While it does suffer from some odd pacing at times, there's a lot here to love. One of my favorite touches is Dana, a woman brought into the mortuary as a suicide, who turns out not to have done a very good job at it and wakes up in a very unexpected place amidst the demon-fueled insanity. Most of the performances are solid, with one of the odd low points being Phyllis Diller. By all accounts she had a good time making the movie, but her line delivery is often weird and unnatural, like it was her first time in front of the camera. Part of that could just be the editing, as there are a lot of takes with all of the characters that need a few seconds trimmed off either end.

Let's be honest, though, we don't watch these movies for the stellar performances. The makeup on the three demon children would be shockingly good for a movie ten times more expensive than this. They look more like Aztec mummies than your bog standard zombie, and although the masks are pretty inexpressive, that somehow serves to make them creepier rather than fake-looking. Then there are the other monsters. When injured or destroyed, the demons expel copious amounts of disgusting snot custard which, if it gets in your mouth or eyes or an open wound or whatever, causes normal living creatures to become hulking mutant hell-beasts. Say what you will about the rest of the movie, there's nowhere else you're going to see a bunch of people trapped in a morgue being attacked by a 10-foot tall Phyllis Diller Garbage Pail Kid monster and her mutant zombie were-poodle. In what is hands down my favorite part of the movie, when the latter beast smashes its way through a door to menace our heroes, Dana bursts into laughter for a moment before sobering up and fleeing the danger. She has, after all, had a rather strange evening and it's a wonderfully realistic acknowledgment of the absurdity of their situation without resorting to winking at the camera.

While it's nice to have something different than just another bunch of zombies, it seems that rather than do any research into Japanese folklore, Mr. Cummins just picked the first Japanese word that he liked the sound of and went with that as the name of his monsters.

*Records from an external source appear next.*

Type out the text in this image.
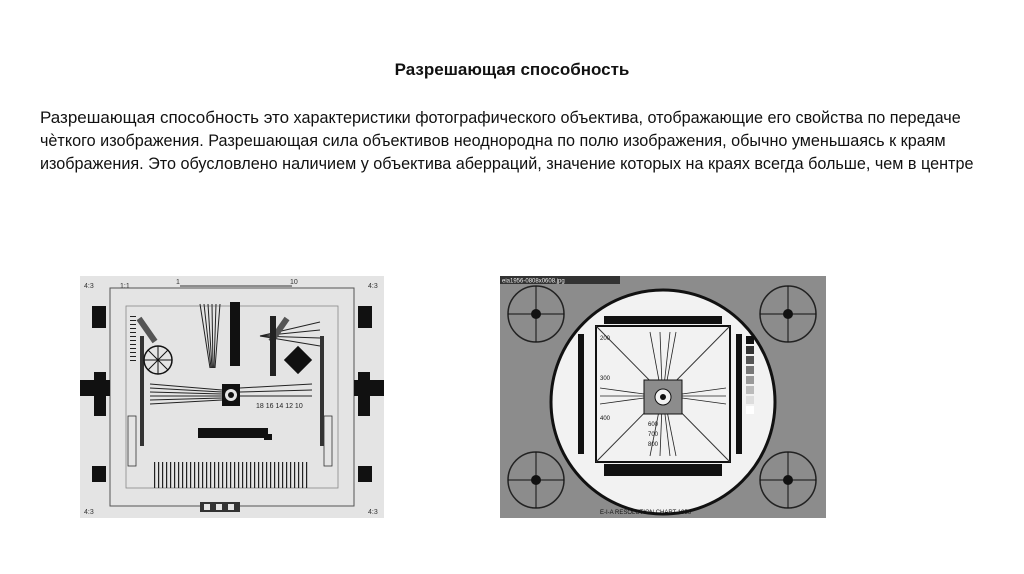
Разрешающая способность
Разрешающая способность это характеристики фотографического объектива, отображающие его свойства по передаче чѐткого изображения. Разрешающая сила объективов неоднородна по полю изображения, обычно уменьшаясь к краям изображения. Это обусловлено наличием у объектива аберраций, значение которых на краях всегда больше, чем в центре
4:3	1:1	4:3
4:3	4:3
1	10
18 16 14 12 10
eia1956-0808x0608.jpg
200
300
400
600
700
800
E-I-A RESOLUTION CHART 1956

Kyoshi is a real word, but it has sweet fuck all to do with demons. It's a fairly common Japanese name, but it has another meaning in the world of games such as shogi (basically Japanese chess) and go (an immensely complicated chess-like strategy game created over 2,500 years ago, considered one of the four essential arts by Chinese scholars of antiquity and thought to be the oldest board game in existence that is still being played today) as well as cultural activities like flower arranging and tea ceremonies, but most famously, martial arts.

The dan system of ranking was first used at a go school during the Edo period (1603 – 1868, the reign of the Tokugawa Shogunate), and was later adopted into kendo and karate, as well as a host of other martial arts all around Asia. It is represented by a series of different colored belts, each symbolizing levels of achievement. Kyoshi, specifically, is quite a high level – a 7th or 8th degree black belt. The “kyo” means “professor” or “philosopher”, so a person of this level is now ready to teach the philosophy of martial arts as well as the physical parts. Callum and Oates could have used a couple of black belts to help them fight whatever the hell those ghouls actually are. I'm sure there is a creature that roughly corresponds to a zombie child that vomits toxic sludge capable of mutating normal humans and animals into giant monsters somewhere in the annals of Japanese demonology, but damned if I have the time to read down that list and find it!

2 comments:

  1. That alternative mega-poodle cover totally threw me. But the main cover on Amazon with a possessed Phyllis Diller on it never even got a second look from me when I worked at my local video store. Perhaps I shouldn't have judged a video by it's cover. If I'd known about the snot shooting and poodle gigantism (or realized that actually was a possessed Diller on the cover... had no idea...) I definitely would have given it a shot. I will now!